La repetición de los exámenes, por mucho que duela, es la única manera de restituir el principio de igualdad de oportunidades

La Universidad de Extremadura ha ordenado que 4.594 estudiantes repitan el examen de varias materias de la selectividad ante la certeza de que se ha accedido a ellas a través de descargas de la página web en la que estaban alojadas. Se trata de un asunto lo suficientemente grave como para que haga todos los esfuerzos que sean necesarios para aclarar cómo ha ocurrido, y lo haga con la mayor celeridad posible. La UEx, que ha sufrido episodios preocupantes como el de la falsificación del título del marido de la exsecretaria general, no puede dar la menor oportunidad a que se deteriore su imagen y su prestigio ante la sociedad extremeña y ante la comunidad universitaria nacional.

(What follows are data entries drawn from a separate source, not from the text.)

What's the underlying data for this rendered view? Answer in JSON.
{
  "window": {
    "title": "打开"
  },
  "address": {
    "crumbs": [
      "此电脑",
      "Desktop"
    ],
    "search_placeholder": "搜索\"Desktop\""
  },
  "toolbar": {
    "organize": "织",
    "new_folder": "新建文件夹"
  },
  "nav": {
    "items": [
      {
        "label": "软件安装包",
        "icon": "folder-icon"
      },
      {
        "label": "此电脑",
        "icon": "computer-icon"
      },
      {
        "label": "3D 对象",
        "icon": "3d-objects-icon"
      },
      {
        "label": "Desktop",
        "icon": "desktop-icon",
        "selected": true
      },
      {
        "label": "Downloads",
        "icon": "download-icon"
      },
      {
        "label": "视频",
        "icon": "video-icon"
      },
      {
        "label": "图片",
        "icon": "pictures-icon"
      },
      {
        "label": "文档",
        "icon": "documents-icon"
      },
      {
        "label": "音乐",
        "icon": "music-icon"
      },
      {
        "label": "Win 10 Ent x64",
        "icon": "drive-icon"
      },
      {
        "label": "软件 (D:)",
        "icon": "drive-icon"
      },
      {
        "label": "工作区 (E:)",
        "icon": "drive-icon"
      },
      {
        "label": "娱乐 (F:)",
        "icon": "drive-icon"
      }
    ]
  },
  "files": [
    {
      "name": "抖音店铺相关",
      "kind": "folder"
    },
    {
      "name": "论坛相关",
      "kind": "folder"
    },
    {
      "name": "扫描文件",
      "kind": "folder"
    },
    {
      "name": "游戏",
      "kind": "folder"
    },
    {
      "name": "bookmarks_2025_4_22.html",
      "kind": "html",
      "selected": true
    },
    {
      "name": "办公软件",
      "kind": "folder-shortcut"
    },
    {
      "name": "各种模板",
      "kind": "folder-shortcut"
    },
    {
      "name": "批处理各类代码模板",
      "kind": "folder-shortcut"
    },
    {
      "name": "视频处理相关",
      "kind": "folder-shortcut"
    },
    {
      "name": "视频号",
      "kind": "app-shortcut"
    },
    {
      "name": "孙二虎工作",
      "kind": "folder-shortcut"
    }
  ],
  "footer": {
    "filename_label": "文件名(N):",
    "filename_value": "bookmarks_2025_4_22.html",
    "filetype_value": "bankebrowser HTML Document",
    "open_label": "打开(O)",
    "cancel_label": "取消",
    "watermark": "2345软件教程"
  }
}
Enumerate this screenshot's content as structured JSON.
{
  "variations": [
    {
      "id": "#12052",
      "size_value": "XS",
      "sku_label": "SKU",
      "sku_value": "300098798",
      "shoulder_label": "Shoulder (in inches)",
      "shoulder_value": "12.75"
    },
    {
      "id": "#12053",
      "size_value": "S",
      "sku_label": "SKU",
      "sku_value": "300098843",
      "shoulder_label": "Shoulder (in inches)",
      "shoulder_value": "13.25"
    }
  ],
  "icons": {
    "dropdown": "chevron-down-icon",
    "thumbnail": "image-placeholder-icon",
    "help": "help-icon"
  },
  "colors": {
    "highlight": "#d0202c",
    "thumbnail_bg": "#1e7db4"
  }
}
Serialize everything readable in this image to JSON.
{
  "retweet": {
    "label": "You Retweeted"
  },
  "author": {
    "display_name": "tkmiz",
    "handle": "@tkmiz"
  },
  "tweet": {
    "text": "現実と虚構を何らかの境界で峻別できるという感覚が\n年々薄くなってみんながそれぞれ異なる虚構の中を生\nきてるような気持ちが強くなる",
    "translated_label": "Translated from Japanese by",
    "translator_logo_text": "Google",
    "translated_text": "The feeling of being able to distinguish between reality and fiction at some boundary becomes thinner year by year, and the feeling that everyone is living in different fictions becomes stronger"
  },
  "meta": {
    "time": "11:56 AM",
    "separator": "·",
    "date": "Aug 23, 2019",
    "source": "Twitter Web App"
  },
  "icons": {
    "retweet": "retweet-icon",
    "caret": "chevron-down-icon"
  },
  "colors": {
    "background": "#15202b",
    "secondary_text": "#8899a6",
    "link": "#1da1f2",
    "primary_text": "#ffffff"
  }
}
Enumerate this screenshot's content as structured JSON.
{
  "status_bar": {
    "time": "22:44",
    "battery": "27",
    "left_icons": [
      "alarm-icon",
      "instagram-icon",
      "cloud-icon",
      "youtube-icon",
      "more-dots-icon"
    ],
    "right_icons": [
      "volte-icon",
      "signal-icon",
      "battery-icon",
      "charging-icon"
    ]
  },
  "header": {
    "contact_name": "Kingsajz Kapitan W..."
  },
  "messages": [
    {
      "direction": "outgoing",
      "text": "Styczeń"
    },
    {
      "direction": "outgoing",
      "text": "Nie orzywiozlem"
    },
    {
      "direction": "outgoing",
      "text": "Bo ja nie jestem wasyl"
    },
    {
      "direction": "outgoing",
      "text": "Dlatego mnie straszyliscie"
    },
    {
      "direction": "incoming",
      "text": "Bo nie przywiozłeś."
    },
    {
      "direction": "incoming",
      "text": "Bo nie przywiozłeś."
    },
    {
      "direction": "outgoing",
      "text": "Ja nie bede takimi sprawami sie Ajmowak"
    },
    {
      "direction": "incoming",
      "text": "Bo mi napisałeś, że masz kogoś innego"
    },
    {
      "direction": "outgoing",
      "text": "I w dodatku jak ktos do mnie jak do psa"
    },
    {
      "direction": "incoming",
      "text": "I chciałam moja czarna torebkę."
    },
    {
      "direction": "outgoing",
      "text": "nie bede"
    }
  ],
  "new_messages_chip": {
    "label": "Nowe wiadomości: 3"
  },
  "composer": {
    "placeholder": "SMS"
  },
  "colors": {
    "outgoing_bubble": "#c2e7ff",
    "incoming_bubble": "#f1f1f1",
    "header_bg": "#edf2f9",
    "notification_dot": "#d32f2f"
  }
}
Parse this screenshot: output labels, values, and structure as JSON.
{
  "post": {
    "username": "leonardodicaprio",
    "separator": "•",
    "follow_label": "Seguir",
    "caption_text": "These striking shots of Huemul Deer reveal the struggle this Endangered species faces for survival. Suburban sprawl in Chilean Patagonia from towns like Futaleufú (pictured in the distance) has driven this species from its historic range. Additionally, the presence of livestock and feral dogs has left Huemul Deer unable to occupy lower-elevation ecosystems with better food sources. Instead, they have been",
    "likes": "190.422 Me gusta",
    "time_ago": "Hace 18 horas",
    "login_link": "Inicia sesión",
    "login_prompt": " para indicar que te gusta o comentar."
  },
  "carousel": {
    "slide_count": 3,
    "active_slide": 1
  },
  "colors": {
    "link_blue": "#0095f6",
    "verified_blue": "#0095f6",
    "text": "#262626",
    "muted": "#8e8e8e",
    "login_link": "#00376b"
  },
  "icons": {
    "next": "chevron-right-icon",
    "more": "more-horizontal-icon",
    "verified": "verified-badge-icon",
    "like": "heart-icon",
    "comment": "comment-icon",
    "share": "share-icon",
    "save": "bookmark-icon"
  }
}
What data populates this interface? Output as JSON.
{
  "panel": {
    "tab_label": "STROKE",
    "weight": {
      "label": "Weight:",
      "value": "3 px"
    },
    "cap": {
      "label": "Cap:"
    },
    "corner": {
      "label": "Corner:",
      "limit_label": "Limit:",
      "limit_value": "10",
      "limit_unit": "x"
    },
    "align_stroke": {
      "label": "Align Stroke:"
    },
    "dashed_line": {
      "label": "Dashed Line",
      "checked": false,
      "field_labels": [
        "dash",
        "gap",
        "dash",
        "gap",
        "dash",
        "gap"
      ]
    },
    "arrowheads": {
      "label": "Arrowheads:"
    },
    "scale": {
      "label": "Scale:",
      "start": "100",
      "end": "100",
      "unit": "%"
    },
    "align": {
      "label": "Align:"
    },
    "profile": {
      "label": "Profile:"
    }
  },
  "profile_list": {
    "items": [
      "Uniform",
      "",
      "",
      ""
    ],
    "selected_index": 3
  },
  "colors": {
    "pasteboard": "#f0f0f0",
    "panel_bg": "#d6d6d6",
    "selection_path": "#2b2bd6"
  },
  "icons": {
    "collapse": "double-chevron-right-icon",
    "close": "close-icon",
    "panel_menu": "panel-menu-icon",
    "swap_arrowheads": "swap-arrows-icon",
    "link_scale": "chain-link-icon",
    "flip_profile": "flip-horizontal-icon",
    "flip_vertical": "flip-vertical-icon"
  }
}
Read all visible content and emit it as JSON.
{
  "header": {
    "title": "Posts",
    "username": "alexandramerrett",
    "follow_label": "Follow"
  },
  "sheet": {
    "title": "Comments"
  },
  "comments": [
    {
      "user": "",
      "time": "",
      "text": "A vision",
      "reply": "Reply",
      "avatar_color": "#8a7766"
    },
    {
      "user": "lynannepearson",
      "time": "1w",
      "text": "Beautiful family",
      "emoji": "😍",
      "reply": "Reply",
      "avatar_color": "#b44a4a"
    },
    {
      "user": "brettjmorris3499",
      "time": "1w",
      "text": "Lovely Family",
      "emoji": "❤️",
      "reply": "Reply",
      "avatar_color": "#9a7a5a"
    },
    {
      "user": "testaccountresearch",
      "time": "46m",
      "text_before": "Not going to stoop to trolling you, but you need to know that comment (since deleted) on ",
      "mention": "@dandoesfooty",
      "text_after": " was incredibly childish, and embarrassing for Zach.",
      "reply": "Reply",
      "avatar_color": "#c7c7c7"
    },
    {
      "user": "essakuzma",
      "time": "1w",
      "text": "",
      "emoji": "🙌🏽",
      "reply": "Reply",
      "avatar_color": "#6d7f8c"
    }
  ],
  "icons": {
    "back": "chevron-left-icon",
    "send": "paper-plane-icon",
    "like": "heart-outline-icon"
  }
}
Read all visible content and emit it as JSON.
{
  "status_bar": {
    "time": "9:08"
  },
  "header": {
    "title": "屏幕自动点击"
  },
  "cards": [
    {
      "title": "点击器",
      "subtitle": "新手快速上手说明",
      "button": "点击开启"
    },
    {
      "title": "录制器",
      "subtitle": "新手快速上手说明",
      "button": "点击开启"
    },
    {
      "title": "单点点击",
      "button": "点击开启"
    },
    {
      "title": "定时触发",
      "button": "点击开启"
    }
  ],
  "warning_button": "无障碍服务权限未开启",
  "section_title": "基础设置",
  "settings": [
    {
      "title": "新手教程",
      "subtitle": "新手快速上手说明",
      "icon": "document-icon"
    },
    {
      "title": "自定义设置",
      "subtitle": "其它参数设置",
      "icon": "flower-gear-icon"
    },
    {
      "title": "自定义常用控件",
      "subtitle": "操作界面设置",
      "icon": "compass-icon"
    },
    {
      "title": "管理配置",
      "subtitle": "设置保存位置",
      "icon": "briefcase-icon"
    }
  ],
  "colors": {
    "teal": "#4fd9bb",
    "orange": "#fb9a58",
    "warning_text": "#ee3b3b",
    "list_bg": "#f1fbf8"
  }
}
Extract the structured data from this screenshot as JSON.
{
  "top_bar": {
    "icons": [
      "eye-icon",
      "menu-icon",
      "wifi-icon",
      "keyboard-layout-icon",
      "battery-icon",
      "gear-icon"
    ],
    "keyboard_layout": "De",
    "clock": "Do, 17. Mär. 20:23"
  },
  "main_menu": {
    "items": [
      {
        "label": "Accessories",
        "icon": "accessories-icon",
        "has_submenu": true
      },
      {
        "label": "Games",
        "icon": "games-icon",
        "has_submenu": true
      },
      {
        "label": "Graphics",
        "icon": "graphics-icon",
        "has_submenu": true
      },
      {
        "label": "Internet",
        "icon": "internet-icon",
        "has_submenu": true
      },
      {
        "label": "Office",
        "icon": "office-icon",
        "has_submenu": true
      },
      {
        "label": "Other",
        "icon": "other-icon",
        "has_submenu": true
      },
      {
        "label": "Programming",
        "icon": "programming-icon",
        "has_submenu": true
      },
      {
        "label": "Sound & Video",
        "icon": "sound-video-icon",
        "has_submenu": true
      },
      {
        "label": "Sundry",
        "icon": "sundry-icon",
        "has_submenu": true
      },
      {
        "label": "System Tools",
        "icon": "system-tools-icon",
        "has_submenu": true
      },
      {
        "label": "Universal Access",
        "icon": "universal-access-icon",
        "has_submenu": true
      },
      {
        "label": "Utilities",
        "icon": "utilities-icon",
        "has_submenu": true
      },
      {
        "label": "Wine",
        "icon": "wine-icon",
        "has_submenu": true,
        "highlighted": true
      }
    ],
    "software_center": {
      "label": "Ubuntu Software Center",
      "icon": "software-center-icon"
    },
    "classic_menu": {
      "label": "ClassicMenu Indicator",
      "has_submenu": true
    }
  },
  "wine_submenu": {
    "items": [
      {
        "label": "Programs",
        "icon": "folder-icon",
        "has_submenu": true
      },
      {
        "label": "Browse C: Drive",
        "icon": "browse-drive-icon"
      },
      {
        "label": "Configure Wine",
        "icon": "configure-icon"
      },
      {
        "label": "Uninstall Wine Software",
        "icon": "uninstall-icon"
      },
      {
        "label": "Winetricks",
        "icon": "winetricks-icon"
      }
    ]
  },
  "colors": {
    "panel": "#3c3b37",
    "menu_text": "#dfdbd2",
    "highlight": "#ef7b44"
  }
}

Porque no cabe mayor desprestigio que el de una institución incapaz de proteger sus propios documentos, máxime cuando los documentos cuya custodia ha fallado afectan al futuro educativo de miles de estudiantes. El rector Segundo Píriz ha dicho que pone el asunto en manos de la Fiscalía. No hacía falta que lo dijera: ya se sabe que la Fiscalía está actuando. Píriz tiene que ir más lejos porque los tiempos de la Justicia no son los que la sociedad exige: ni en la comparecencia primera del vicerrector de estudiantes ni en la posterior del rector se ha aclarado mínimamente qué ha ocurrido. Esa es la obligación que le toca en estos momentos. Sea por una imprudencia o por una filtración interesada (parece que el ataque externo está descartado), no puede ser tan difícil hacer la investigación correspondiente y depurar responsabilidades. En 1984, la UEx tuvo que suspender los exámenes de selectividad. Lo hizo, como ahora, ante la evidencia de que se habían filtrado exámenes. Los responsables universitarios de entonces prometieron la depuración de responsabilidades, que nunca tuvieron lugar. Hoy no puede ocurrir lo mismo.

La indignación de los estudiantes y sus familias, damnificados todos por la filtración de las pruebas, es comprensible. Los inconvenientes de todo tipo que les va a traer este grave suceso justifican sus movilizaciones y sus quejas. Su petición de que los exámenes no se repitan puede entenderse por los trastornos, de toda índole, no solo materiales, que esta situación les causa. Pero la repetición de los mismos, por mucho que duela, es la única manera de restituir el principio de igualdad de oportunidades en unas pruebas cuyo valor se cimenta precisamente en él. No repetirlas supondría, además, contaminar la convocatoria de acceso a la universidad en todo el territorio nacional, puesto que las notas que obtienen los estudiantes tienen validez en toda España.